Example Submission Files
1Executable = test.sh
2
3Output = out.log
4Error = err.log
5Log = condor.log
6
7Request_Cpus = 1
8Request_Memory = 2GB
9
10Notification = Always
11
12Queue
The single, emphasized line is the only line that matters in the example. It simply turns on the notifications. It could be set to Error if you only wanted to be notified that the job failed. Assuming the test.sh script ran correctly, this example would send a message like the example email below.
Example Emails
From: csaw.support@wwu.edu
To: USER@wwu.edu
Subject: [Condor] Condor Job 17521.0
Body:
This is an automated email from the Condor system
on machine "cse-head.cluster.cs.wwu.edu". Do not reply.
Condor job 17521.0
/cluster/home/USER/example_submit_scripts/email/test.sh
submitted from directory /cluster/home/USER/example_submit_scripts/email
exited normally with status 0
Submitted at: Fri Jul 26 08:35:15 2024
Completed at: Fri Jul 26 08:35:22 2024
Real Time: 0 00:00:07
Virtual Image Size: 720 Kilobytes
Statistics from last run:
Allocation/Run time: 0 00:00:06
Remote User CPU Time: 0 00:00:00
Remote System CPU Time: 0 00:00:00
Total Remote CPU Time: 0 00:00:00
Statistics totaled from all runs:
Allocation/Run time: 0 00:00:06
Network:
0.0 B Run Bytes Received By Job
0.0 B Run Bytes Sent By Job
0.0 B Total Bytes Received By Job
0.0 B Total Bytes Sent By Job
-=-=-=-=-=-=-=-=-=-=-=-=-=-=-=-=-=-=-=-=-=
Questions about this message or HTCondor in general?
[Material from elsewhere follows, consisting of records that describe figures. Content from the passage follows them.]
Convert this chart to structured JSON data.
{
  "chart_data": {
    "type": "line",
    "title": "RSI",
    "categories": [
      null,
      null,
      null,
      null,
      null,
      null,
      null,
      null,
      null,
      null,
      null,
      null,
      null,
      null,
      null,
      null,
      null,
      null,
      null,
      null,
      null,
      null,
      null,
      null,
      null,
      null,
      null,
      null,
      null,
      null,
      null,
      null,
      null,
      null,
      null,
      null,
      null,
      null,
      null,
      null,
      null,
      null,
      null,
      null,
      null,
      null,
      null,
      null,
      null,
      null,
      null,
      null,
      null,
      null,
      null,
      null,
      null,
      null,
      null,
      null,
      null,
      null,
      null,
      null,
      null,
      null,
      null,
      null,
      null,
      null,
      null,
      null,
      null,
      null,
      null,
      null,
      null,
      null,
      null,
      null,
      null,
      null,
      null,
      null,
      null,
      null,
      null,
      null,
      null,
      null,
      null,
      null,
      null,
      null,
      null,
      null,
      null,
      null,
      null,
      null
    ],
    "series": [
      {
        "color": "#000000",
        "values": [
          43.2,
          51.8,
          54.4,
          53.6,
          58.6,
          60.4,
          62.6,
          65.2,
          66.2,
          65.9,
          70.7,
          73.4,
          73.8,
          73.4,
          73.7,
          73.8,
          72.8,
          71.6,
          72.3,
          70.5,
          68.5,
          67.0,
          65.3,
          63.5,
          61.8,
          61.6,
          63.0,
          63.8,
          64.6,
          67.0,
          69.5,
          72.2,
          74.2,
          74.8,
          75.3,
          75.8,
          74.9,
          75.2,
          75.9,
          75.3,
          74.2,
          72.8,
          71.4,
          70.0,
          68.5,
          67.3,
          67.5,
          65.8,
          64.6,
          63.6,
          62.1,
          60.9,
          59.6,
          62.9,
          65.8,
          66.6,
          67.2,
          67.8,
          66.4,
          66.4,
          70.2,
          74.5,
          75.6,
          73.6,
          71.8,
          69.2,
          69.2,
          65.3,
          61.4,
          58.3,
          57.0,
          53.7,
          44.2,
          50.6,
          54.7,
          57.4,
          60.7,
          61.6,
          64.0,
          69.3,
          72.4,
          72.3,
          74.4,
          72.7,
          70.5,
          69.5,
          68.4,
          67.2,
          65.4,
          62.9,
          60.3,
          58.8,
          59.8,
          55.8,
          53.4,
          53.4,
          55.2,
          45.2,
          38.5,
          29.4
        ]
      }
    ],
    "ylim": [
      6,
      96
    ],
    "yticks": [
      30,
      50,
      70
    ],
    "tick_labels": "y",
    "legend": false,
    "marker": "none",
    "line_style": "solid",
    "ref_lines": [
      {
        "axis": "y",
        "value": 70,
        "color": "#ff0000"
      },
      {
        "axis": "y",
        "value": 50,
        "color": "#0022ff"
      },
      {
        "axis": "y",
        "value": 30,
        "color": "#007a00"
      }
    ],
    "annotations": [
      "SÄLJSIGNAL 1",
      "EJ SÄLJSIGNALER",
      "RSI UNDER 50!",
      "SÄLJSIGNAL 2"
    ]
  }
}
Email address of the local HTCondor administrator: csaw.support@wwu.edu
The Official HTCondor Homepage is http://www.cs.wisc.edu/htcondor
Limits
Currently, the HTCondor configuration on the backend prohibits you from submitting a batch size of more than 5 jobs when notifications are enabled. This ensures you won’t submit 10,000 jobs and have all 10,000 fail or complete in rapid succession and have your inbox overflowing with mail.